Former Culture Minister Gaber Asfour said the syndicate was not only in charge of protecting journalists, but was a symbol of freedom of expression in general. “The Press Syndicate enjoys symbolic immunity, and that is why storming it is an unforgivable mistake,” he said.

Asfour added that state officials were very good at creating crises that increase public tensions and tarnish Egypt’s image. “Now Egypt looks like it is back to being a police state, and the entire world will start talking about human rights violations in Egypt.”


In response to calls for President Abdel Fattah al-Sisi to intervene, as well as questions about the absence of any presidential statements on the matter, professor of mass communication Mahmoud Khalil said the Interior Ministry was part of the executive power, which is headed by the president, meaning that the ministry and presidency cannot be treated as separate entities.


“That is why the dismissal of the interior minister is unlikely, since he only acts upon orders from the presidency and is not a decision-maker himself,” he said. Khalil added that the state, including the presidency and Interior Ministry, always think of the press as inciting rebellion against official decisions. “The state, in fact, wants the press to condone its policies and mobilize people in this direction.”
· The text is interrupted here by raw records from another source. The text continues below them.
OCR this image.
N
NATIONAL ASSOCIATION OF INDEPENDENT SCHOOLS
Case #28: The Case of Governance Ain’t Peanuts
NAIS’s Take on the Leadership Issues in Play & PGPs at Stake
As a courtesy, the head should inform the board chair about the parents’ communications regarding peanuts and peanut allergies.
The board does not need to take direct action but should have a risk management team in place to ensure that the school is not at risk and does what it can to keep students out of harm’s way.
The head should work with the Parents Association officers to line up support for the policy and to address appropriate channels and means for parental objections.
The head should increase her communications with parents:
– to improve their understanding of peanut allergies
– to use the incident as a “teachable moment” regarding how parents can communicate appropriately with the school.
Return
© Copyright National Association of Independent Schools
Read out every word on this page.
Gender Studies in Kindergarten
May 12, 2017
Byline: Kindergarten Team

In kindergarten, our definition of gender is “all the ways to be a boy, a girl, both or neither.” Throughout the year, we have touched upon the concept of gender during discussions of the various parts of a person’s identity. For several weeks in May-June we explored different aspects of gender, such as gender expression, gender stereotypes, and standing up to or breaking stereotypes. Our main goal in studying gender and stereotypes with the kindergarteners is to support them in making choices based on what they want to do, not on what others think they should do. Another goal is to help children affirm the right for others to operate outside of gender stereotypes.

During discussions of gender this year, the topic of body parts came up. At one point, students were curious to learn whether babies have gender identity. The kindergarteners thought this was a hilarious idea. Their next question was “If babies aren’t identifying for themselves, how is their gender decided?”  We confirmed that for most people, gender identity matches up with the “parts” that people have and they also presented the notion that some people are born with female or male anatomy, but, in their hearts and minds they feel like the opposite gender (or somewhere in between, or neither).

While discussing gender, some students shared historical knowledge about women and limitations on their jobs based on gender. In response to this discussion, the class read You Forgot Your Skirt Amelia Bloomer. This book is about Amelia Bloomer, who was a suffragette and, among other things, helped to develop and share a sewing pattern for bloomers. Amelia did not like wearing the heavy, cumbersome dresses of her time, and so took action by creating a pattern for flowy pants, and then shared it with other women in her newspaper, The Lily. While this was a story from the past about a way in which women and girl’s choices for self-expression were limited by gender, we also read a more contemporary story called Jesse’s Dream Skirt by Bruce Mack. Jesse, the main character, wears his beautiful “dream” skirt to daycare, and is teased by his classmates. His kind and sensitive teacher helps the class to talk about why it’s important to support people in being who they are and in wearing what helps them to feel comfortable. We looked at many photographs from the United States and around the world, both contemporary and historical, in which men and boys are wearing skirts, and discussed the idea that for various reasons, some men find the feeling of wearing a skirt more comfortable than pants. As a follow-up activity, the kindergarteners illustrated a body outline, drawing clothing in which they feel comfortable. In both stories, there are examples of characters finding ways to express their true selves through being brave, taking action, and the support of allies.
Yasser Rizq, chairman of Akhbar al-Youm Foundation, had a different view: “I am sure that the president did not know in advance about the incident, and is not happy about it at all now.” Rizq accused the Interior Ministry of tarnishing Sisi’s image by acting unilaterally.


Official Interior Ministry spokesperson Abu Bakr Abdel Karim said the security forces only headed to the Press Syndicate after not finding Badr or Saqqa in their houses, and knowing that they were hiding at the syndicate. “They were specifically hiding there in order to instigate a confrontation between the syndicate and the ministry,” he said.

Abdel Karim said the ministry was not in a position to start negotiations with the syndicate chairman over the two journalists. “They are fugitives and they had to be arrested, otherwise the police will be breaking the law.” Abdel Karim blamed the syndicate for sheltering fugitives in the first place. “The syndicate should have reported to the police that the two journalists were there. Plus, why would the syndicate allow fugitives to hide in it?”